RJ: 30 is sooooper suberb; and you have all our wishes for a 130 more! How do you find the process of interacting with children during your author visits? What are some of the interesting things kids ask you?

RK: When I’m in the company of kids I feel much younger and far more vibrant. Even a few minutes with little hearts and souls are like an injection of elixir. Will it be too immodest to say that I look much younger than my age because I spend so much time in the pristine world of children?

(RJ: Not at all! We hope you continue to spend more and more time with the bachchas and look the way you do now all your life!)

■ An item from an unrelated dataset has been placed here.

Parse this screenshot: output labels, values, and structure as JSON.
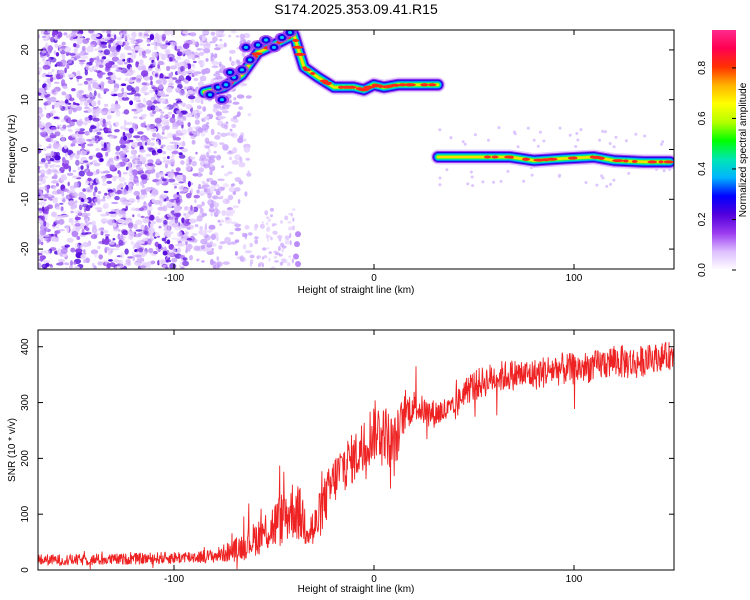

The response of the young has been fantastic to my initiatives.  In some of my workshops the strength has been nearly 400 while the ideal for this kind of an event is considered to be around 50. My sessions usually involve a lot of singing and dancing; I am terrible singer and a terrific dancer (RJ- sorry for butting in here, but we’re having a swell time discovering the Ramendra behind the books!)  After the workshops the children have often mobbed me with their slam books, class copies and even pieces of paper, asking for autographs. I have felt like a rock star and prayed that time, for a change, wouldn’t play spoil sport.


(at Coimbatore)

In one school a ten year old child came up and told me, “Uncle, this was the happiest day of my life!” Another little girl unleashed an affectionate instruction, “Sir you have to come to our school once every month!”  At Bookaroo,  a boy told me, “Hello Sir, my dream was to be a story writer. You helped me a lot. Can we become email friends?”

I have been deluged with questions related to ideation, plots, locales, how I write, why I write, the place I write, which is my favourite story, my most endearing character et al.



RJ: So truly heartening to read this, Ramendra. May you keep inspiring children with your words and infectious enthusiasm forever and ever. On a slightly unrelated note, are your characters reflections of you or your children in one way or another?

RK: Yes, in a few stories the hero does have shades of my persona as a child.  In couple of tales have I modeled the protagonists on my children.

RJ: Hmmm…that’ll have a lot of your readers guessing! What are you working on these days?

RK: I am working on two books.  I have been commissioned to write a ‘graphic book’ on the Juvenile Justice Act, for children. I am also writing a novel for tweens in which the protagonist Ghatotkachha is banished from heaven. The book recounts the misadventures of Bhima’s son as a normal 12 year old in ‘Mera Bharat Mahan!

Wishing you the very best for everything, Ramendra, and we look forward to reading many many more fun books from you. A big thanks for taking time out for this.